10% my child

Nico is a 26-year- old misfit. When 8-year-old spunky Franny finds him in her mother’s bed, their relationship kicks off to a bad start. While Nico tries to establish a relationship with Franny’s mother, Franny becomes stuck between her mother, her jealous father, and Nico, now appointed babysitter. Will Nico manage to win Franny’s heart, and be able to build a relationship with Franny’s mom? How do these two characters find their common ground in the bustling heart of the city of Tel -Aviv? During this wonderful journey, Nico and Franny will learn to love and hate each other, mostly in the same frame.

King Lati the First

Aziz Diouf Lati’s father arrived in Israel from Senegal as a migrant worker seventeen years ago. Irena, Lati’s mother made Aliya to Israel from Belarus fifteen years ago. Eight-year-old Lati is a just another western Israeli teenager, He loves McDonald’s, a fan of the Maccabi Tel Aviv basketball team, and speaks Hebrew exclusively. One afternoon Lati’s life changes dramatically when his father tells him that he is a decedent of a long-ruling Senegalese royal dynasty. The father dreams one day his boy will rule the Serer tribe, counting over a million people. Aziz encourages Lati to take on his role as a tribal king in order to “save the tribe and lead the people back to greatness”.

52-50

On August 18th, Prime minister Ariel Sharon Announced the formation of The Administration of Border Crossings, Population and Immigration, or “The deportation police” as they are known in the migrant worker community. The Administration’s function is reducing the number of illegalmigrants in Israel. The Administration has a huge 170 Million NIS budget, 437 police officers, and 90 civilian plain vehicles, referred by the workers as “Fifty-two Fifty”, a number shown on their number plates. Activists with cameras followed the deportation policemen, in an attempt to reduce the violence used against the migrants. The film examines the many elements of this organization: The actions of the Policemen and their attitude toward the workers, the reactions of passersby and, of course, the human story behind the foreign faces.

A Different Love Song

“Heavy and tired with a woman on a balcony:
‘Stay with me’. Roads die as well
as people do; either quietly or suddenly they break

stay with me. I want to be you…”

The Afternoon routine of a very loving elderly couple in their late 70’s. A love story, but of different sorts, unlike anything usually depicted on screen.
A short fiction film, a cinematic adaptation of Yehuda Amichai’s poem “A different Love Song”.
Winner of the “Best Short Film” award at Marbella festival, Spain.
Shown at LA, Miami, Girona, Bolenzo, Warsaw, Haifa, and Ashdod Film Festivals among others.
Produced as part of “A Sonnet for Yehuda”, a special tribute project including 14 film adaptations of Yehuda Amichai poems.

The missing scene

if you could rewrite the script that is your life, what scene would you add or change?

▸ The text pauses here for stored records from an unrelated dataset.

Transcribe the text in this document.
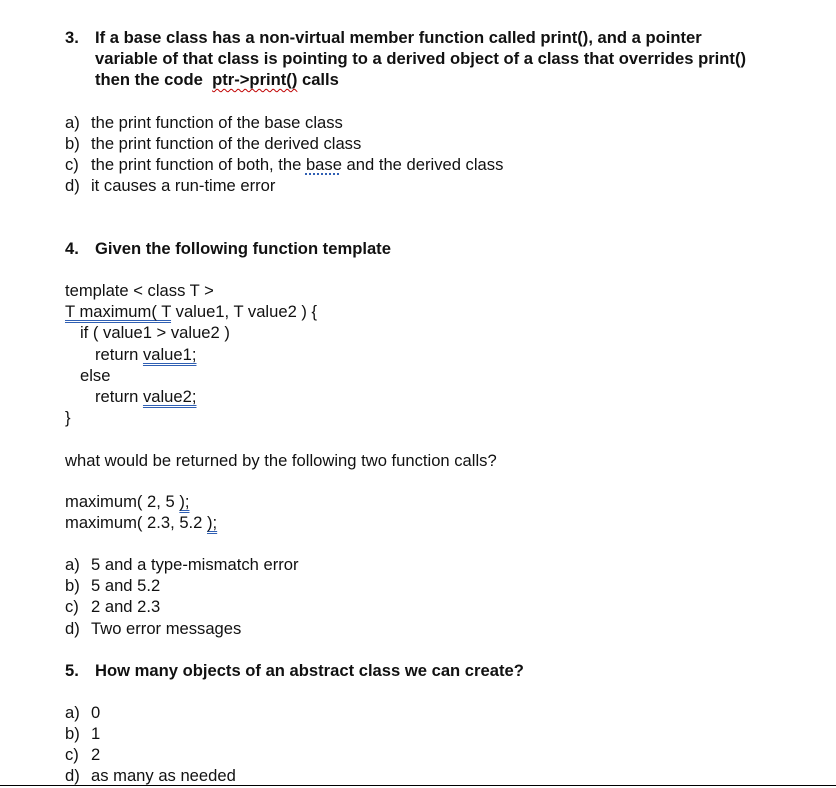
3. If a base class has a non-virtual member function called print(), and a pointer
variable of that class is pointing to a derived object of a class that overrides print()
then the code  ptr->print() calls
a) the print function of the base class
b) the print function of the derived class
c) the print function of both, the base and the derived class
d) it causes a run-time error
4. Given the following function template
template < class T >
T maximum( T value1, T value2 ) {
if ( value1 > value2 )
return value1;
else
return value2;
}
what would be returned by the following two function calls?
maximum( 2, 5 );
maximum( 2.3, 5.2 );
a) 5 and a type-mismatch error
b) 5 and 5.2
c) 2 and 2.3
d) Two error messages
5. How many objects of an abstract class we can create?
a) 0
b) 1
c) 2
d) as many as needed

All of us has moments in which we think: “if only I could go back in time everything would be different”.

This web-series allows the heroes of each episode to direct on their own their missing scene with the actual people involved, as they imagine it, and bring any issue which is still unresolved to a conclusion.

A Kiss Is a Kiss

Boaz has never kissed a man before. Neither did Gaddy. Gali has a problem Kissing Arabs, while Ibrahim thinks that kissing Gali means giving up the hope for the Palestinian nation. Yehudit is reluctant because she fears the kiss will repulse Maor, and Maor thinks it’s just weird to kiss a 72-year-oldgirl. That is exactly why I asked all of them to do just that.

A short documentary film, produced as part of the “I Have a Dream” project, including shorts by 14 directors on the subject of their dreams.

72 virgins

Everything around seems confusing and we believe everything. On one hand, in light of so much of hatred and apathetic leaders, there’s a feeling I can do nothing to change the situation. On the other hand, I’m willing to go to any length to attain peace and to stop this madness, thing that might border the absurd. 

Who’ll join me? A sexy comical political documentary satire.